И тут подал голос большой сечевой барабан; по сигналу его исполинский татарско-казацкий полумесяц тотчас же рванулся с места вперед. Хмельницкий, как видно, собирался одним ударом смести хоругви и занять лагерь. Случись сумятица, такое стало бы возможно. Однако ничего подобного в польских отрядах не произошло. Они стояли спокойно, развернувшись довольно долгой линией, тыл которой прикрывался окопом, а фланги войсковыми пушками. Следовательно, ударить по ним можно было только с фронта. В какой-то момент казалось, что они примут бой на месте, но, когда полумесяц прошел уже половину луга, в окопе протрубили сигнал к атаке, и мгновенно частокол копий, торчавших до сей поры вверх, разом накренился на высоту конских голов.

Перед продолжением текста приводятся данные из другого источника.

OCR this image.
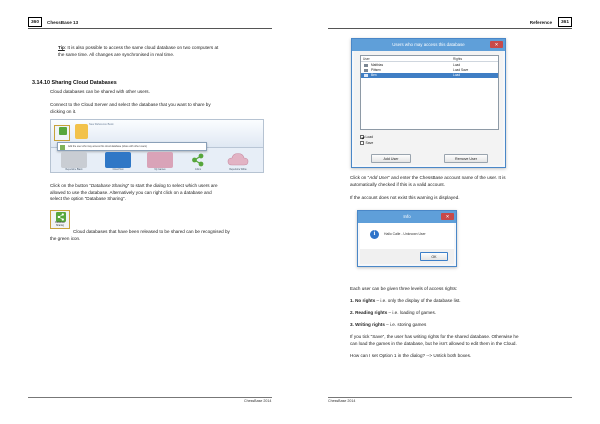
360	ChessBase 13
Tip: It is also possible to access the same cloud database on two computers at
the same time. All changes are synchronised in real time.
3.14.10 Sharing Cloud Databases
Cloud databases can be shared with other users.
Connect to the Cloud Server and select the database that you want to share by
clicking on it.
New Reference Book
Add the user who may access this cloud database (share with other users)
Repertoire Black	Cloud Test	My Games	Johns	Repertoire White
Click on the button “Database Sharing” to start the dialog to select which users are
allowed to use the database. Alternatively you can right click on a database and
select the option “Database Sharing”.
Database
Sharing
Cloud databases that have been released to be shared can be recognised by
the green icon.
ChessBase 2014
Reference	361
Users who may access this database	✕
User	Rights
Matthias	Load
Pittsen	Load Save
Ben	Load
Load
Save
Add User	Remove User
Click on “Add User” and enter the ChessBase account name of the user. It is
automatically checked if this is a valid account.
If the account does not exist this warning is displayed.
Info	✕
i	Hallo Calle - Unknown User
OK
Each user can be given three levels of access rights:
1. No rights – i.e. only the display of the database list.
2. Reading rights – i.e. loading of games.
3. Writing rights – i.e. storing games
If you tick “Save”, the user has writing rights for the shared database. Otherwise he
can load the games in the database, but he isn’t allowed to edit them in the Cloud.
How can I set Option 1 in the dialog? --> Untick both boxes.
ChessBase 2014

— Гусары пошли! — крикнул пан Скшетуский.
И верно, они, склонясь в седлах, двинулись вперед, а вслед им драгунские хоругви и вся боевая линия.
Гусарский удар был страшен. С разгона он пришелся на три куреня — два стеблевских и миргородский — и во мгновение их уничтожил. Вой донесся до ушей пана Скшетуского. Кони и люди, опрокинутые громадной тяжестью железных всадников, полегли, точно нива от выдоха грозы. Сопротивление было столь кратковременно, что Скшетускому показалось, будто некое громадное чудовище одним разом проглотило сразу три полка. А ведь в них были отборнейшие сечевики. Кони в запорожских рядах, напуганные шумом крыльев, перестали повиноваться всадникам. Полки ирклеевский, кальниболоцкий, минский, шкуринский и титоровский совершенно смешали свои ряды, а под напором бегущих с поля боя стали и сами отступать в беспорядке. Тем временем драгуны подоспели за гусарами и вместе с ними принялись вершить кровавую жатву. Васюринский курень после упорного, но короткого сопротивления рассыпался и в диком переполохе мчался прямо на свои же окопы. Центр сил Хмельницкого неотвратимо подавался и, побиваемый, согнанный в беспорядочные толпы, полосуемый мечами, теснимый железным шквалом, никак не мог улучить время, чтобы остановиться и заново перестроиться.
— Чорти, не ляхи! — крикнул старый Захар.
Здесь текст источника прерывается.